Take for example a student who has the temperament for STEM based on their strengths assessment, but hates math. Combining their strengths assessment with an interests inventory or alternative assessment that looked at their personality in a different way could have made a significant positive impact on their results. Rather than suggesting some poorly matched, highly abstract, academic careers in STEM, they could have been shown ones that properly leverage their technical strengths in ways that are interesting to them.
3. Way Too Long
Who has time to sit through 150 - 300+ questions? This is one of the biggest deterrents for many students that might otherwise take an assessment and benefit from it. Even if a student has the time and attention to complete an hour long test, test fatigue can easily set in after 20 minutes or so and risk the validity of the results.
These assessments don’t need to be that long. In most cases 20% of the questions are likely to predict 80% of the results. Users should able to finish some sort of basic test before deciding whether or not they want to continue with the more robust assessment for more accurate results.
3. Not Smart Enough
Every question I answer should better inform the next question to be asked. Don’t ask essentially the same question 10 different ways or a question whose answer should be predictable based on answers to prior questions. The next most important, predictive question should be the next to be asked at all times, thus allowing someone to stop the assessment part way through and see the results based on the current information given before moving on.
4. Unclear Questions
Many career assessments have been in use for over 50 years. While the test may still be valid, the language is rarely updated. As a result, many questions don’t make any sense to your average student today. Either the question is out of context (i.e. talking about land line telephones in a world of mobile smart phones) or the actual vocabulary used is unfamiliar.
5. Career Recommendations from the 1800’s
As many as 50% of the jobs posted on Monster.com didn’t even exist 10 years ago. Yet, many career assessments haven’t updated the list of careers they recommend in a long, long time. I will never forget the test that included “butcher” and “bricklayer” in the list of recommended professions. Not helpful!
6. Ignores Job Demand and Earnings
Choosing a career should not be all about money, but it should be a factor. Suggesting a student pursue something like “Medieval Studies” or “Archeology” as one of the top 10-20 best matches for them among the tens of thousands of careers out there is doing them a massive disservice.
7. Poorly Organized Results
Some tests will give you a combination of generic and very specific jobs all listed together with no sort of organization. Your result may include Engineering as a generic result (when there are 100s of careers within that field) or ten recommendations that are all some form of teaching position (i.e. chemistry teacher, math teacher, art teacher, high school teacher, elementary school teacher, Tutor, etc.). Many of these are redundant and should be organized by field.
9. No Explanation of Results
Most assessments do very little to explain how or why I match a particular career and don’t match another. What strengths will this career leverage? What interests does this career correlate with? How does this career align with my values? I’m just expected to take their word for it and trust that the 20 seemingly random career names in my report are what I should base my entire future on.

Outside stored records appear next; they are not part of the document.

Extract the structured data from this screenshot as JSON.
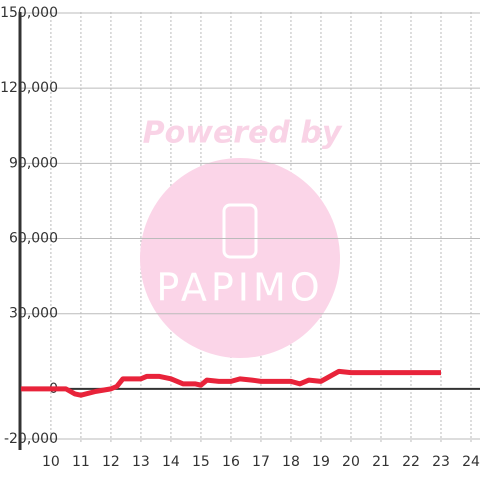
{
  "chart_data": {
    "type": "line",
    "watermark": {
      "line1": "Powered by",
      "line2": "PAPIMO"
    },
    "x": [
      9,
      9.5,
      10,
      10.5,
      10.8,
      11,
      11.5,
      12,
      12.2,
      12.4,
      12.7,
      13,
      13.2,
      13.6,
      14,
      14.4,
      14.8,
      15,
      15.2,
      15.6,
      16,
      16.3,
      16.7,
      17,
      17.5,
      18,
      18.3,
      18.6,
      19,
      19.3,
      19.6,
      20,
      21,
      22,
      23
    ],
    "series": [
      {
        "color": "#e8233a",
        "values": [
          0,
          0,
          0,
          0,
          -2000,
          -2500,
          -1000,
          0,
          1000,
          4000,
          4000,
          4000,
          5000,
          5000,
          4000,
          2000,
          2000,
          1500,
          3500,
          3000,
          3000,
          4000,
          3500,
          3000,
          3000,
          3000,
          2000,
          3500,
          3000,
          5000,
          7000,
          6500,
          6500,
          6500,
          6500
        ]
      }
    ],
    "xlim": [
      8.97,
      24.3
    ],
    "xticks": [
      10,
      11,
      12,
      13,
      14,
      15,
      16,
      17,
      18,
      19,
      20,
      21,
      22,
      23,
      24
    ],
    "ylim": [
      -21200,
      150400
    ],
    "yticks": [
      {
        "value": -20000,
        "label": "-20,000"
      },
      0,
      {
        "value": 30000,
        "label": "30,000"
      },
      {
        "value": 60000,
        "label": "60,000"
      },
      {
        "value": 90000,
        "label": "90,000"
      },
      {
        "value": 120000,
        "label": "120,000"
      },
      {
        "value": 150000,
        "label": "150,000"
      }
    ],
    "grid": true
  }
}
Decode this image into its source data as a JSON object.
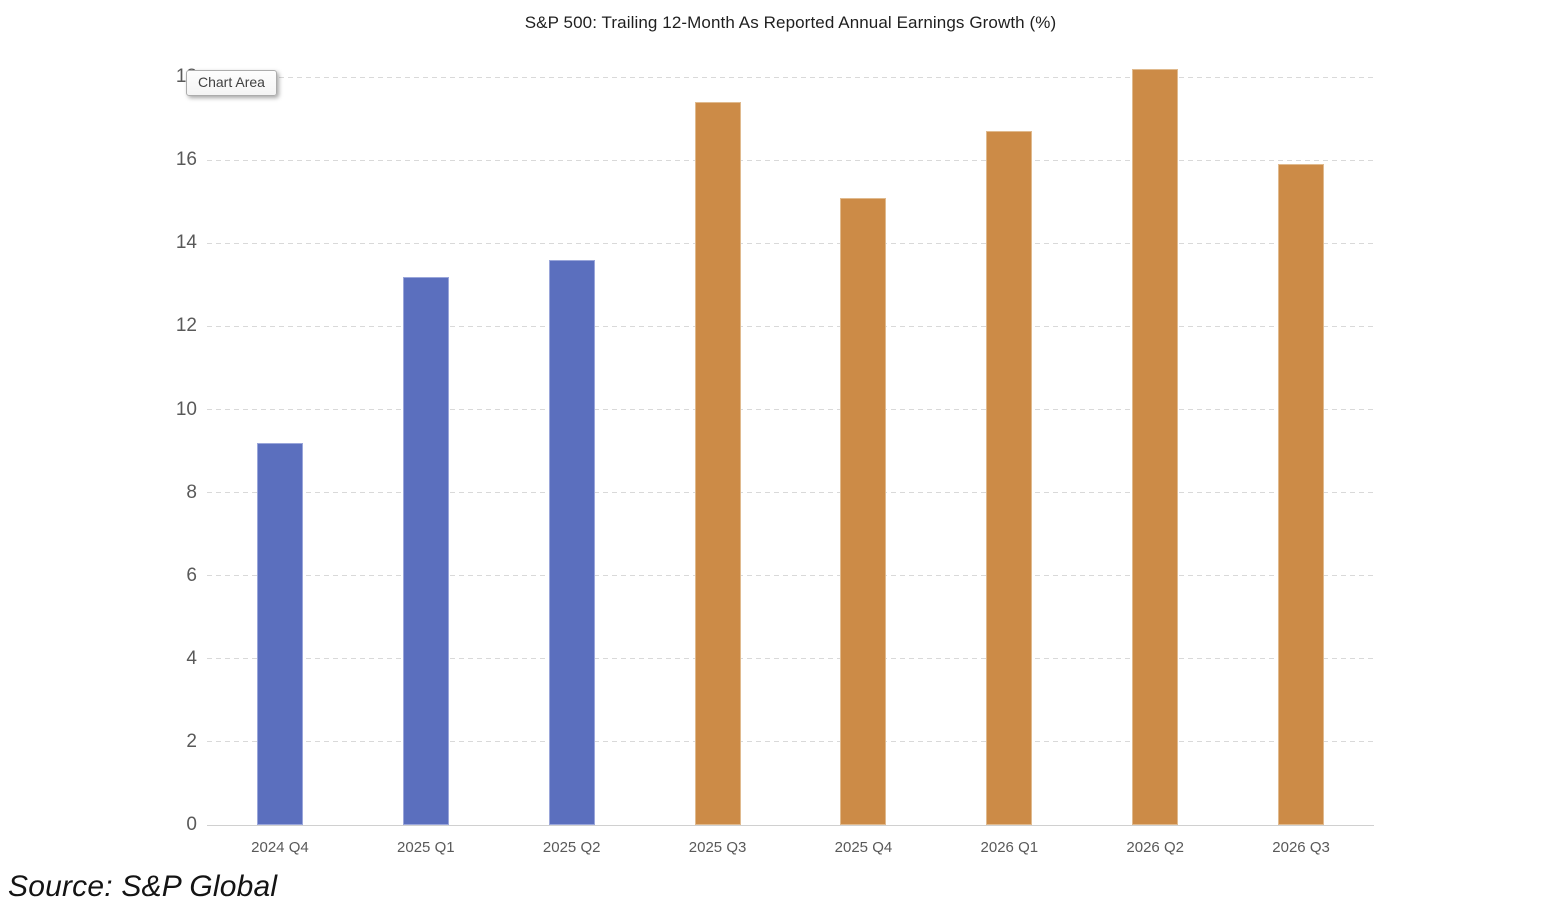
{
  "chart_data": {
    "type": "bar",
    "title": "S&P 500: Trailing 12-Month As Reported Annual Earnings Growth (%)",
    "categories": [
      "2024 Q4",
      "2025 Q1",
      "2025 Q2",
      "2025 Q3",
      "2025 Q4",
      "2026 Q1",
      "2026 Q2",
      "2026 Q3"
    ],
    "values": [
      9.2,
      13.2,
      13.6,
      17.4,
      15.1,
      16.7,
      18.2,
      15.9
    ],
    "bar_colors": [
      "#5B6FBE",
      "#5B6FBE",
      "#5B6FBE",
      "#CC8B47",
      "#CC8B47",
      "#CC8B47",
      "#CC8B47",
      "#CC8B47"
    ],
    "bar_border_colors": [
      "#9AA6DA",
      "#9AA6DA",
      "#9AA6DA",
      "#E0BA8E",
      "#E0BA8E",
      "#E0BA8E",
      "#E0BA8E",
      "#E0BA8E"
    ],
    "accent_blue": "#5B6FBE",
    "accent_orange": "#CC8B47",
    "gridline_color": "#D9D9D9",
    "axis_label_color": "#595959",
    "ylim": [
      0,
      18.5
    ],
    "yticks": [
      0,
      2,
      4,
      6,
      8,
      10,
      12,
      14,
      16,
      18
    ],
    "grid": "horizontal-dashed",
    "legend": "none"
  },
  "tooltip": {
    "label": "Chart Area"
  },
  "source": {
    "label": "Source: S&P Global"
  }
}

10. Results Aren’t Actionable
Almost all assessments recommend a career and then stop there. They don’t offer any information on the career in order for me to assess whether or not I am interested in it. They don’t offer any next steps on the pathway I might need to take, such as which major or college would best get me there, and whether I need an advanced degree or may need to move to a certain part of the country. These assessments are usually interesting, but not actionable, and as a result I would question how much they actually do to improve decisions.